For leaders, this isn't just a scientific shift, it's about avoiding late-stage failures, reducing unnecessary animal work, and making earlier, more confident decisions. And so the natural question becomes: what does a validated NAM actually look like in practice?

Rather than talk about Axion BioSystems' Maestro as a platform in the abstract, I want to ground this in two concrete examples where NAMs have already crossed the line from experimental to operational. 

The first is cardiac safety assessment, an area where the cost of getting it wrong is high and where regulators have been deeply involved in defining what better prediction should look like. Since 1989, fourteen drugs have been withdrawn worldwide due to torsades de pointes, or TdP, a rare but potentially fatal ventricular arrhythmia that can lead to sudden cardiac death. It's characterized by a rapid heart rhythm originating from the ventricles, QRS complexes that change shape and appear to twist around the ECG baseline, and an underlying long QT interval. To mitigate risk of developing potentially proarrhythmic drugs, the International Council for Harmonisation, ICH, issued two guidelines in 2005, S7B and E14. E14 is the ICH clinical guideline that explains how to evaluate whether a drug prolongs the QT/QTc interval and increases proarrhythmic risk in humans. 
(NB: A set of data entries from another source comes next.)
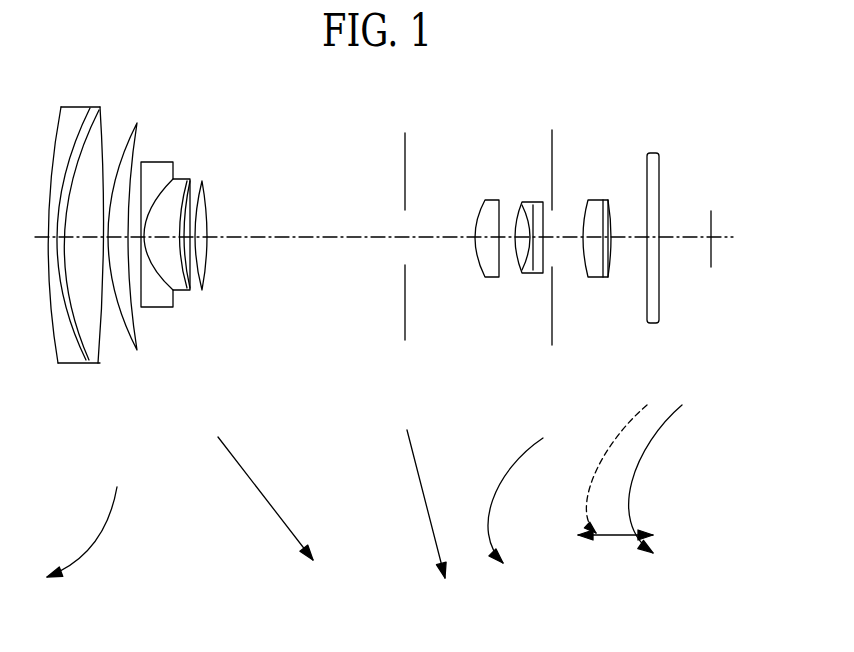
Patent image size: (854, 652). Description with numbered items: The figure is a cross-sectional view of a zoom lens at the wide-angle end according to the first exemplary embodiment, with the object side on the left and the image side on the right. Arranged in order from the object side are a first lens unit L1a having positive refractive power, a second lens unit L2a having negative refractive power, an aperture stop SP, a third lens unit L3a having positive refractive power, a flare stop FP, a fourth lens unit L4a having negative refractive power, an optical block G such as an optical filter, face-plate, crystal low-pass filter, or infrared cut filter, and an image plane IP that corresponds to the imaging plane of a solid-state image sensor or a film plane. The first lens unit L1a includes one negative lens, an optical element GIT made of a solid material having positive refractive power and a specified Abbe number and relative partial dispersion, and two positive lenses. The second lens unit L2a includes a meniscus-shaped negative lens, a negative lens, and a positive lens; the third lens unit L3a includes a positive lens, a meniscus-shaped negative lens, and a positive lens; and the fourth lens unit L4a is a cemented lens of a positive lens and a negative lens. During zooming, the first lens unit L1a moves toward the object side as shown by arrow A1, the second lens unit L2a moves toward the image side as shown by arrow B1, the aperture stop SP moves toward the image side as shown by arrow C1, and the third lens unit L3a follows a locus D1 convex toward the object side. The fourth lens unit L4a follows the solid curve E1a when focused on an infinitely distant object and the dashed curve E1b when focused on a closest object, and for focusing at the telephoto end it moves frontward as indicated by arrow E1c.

The optical element GIT is at (89, 121).
The first lens unit L1a is at (102, 270).
The second lens unit L2a is at (243, 343).
The third lens unit L3a is at (570, 405).
The fourth lens unit L4a is at (596, 280).
The aperture stop SP is at (405, 150).
The flare stop FP is at (552, 153).
The optical block G is at (652, 153).
The image plane IP is at (712, 218).
The arrow A1 is at (97, 528).
The arrow B1 is at (252, 477).
The arrow C1 is at (418, 485).
The locus D1 is at (492, 480).
The solid curve E1a is at (638, 452).
The dashed curve E1b is at (582, 497).
The arrow E1c is at (618, 540).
Its counterpart, S7B, is the nonclinical safety pharmacology guideline. In plain terms, it tells drug developers how to assess whether a new drug might delay cardiac repolarization and prolong the QT interval, which can increase the risk of dangerous heart rhythm disturbances such as TdP. S7B's objective is to identify a drug's potential to cause delayed ventricular repolarization early in development using preclinical studies so that clinical risk can be better managed. S7B recommended evaluating the risk through two tests:

  1. In vitro assays of IKr hERG potassium channel block. IKr inhibition is strongly associated with QT prolongation. 
  2. In vivo QT prolongation studies in animals, typically in beagle dogs. These measures have reduced the likelihood of drugs with hidden TdP liability reaching the market. 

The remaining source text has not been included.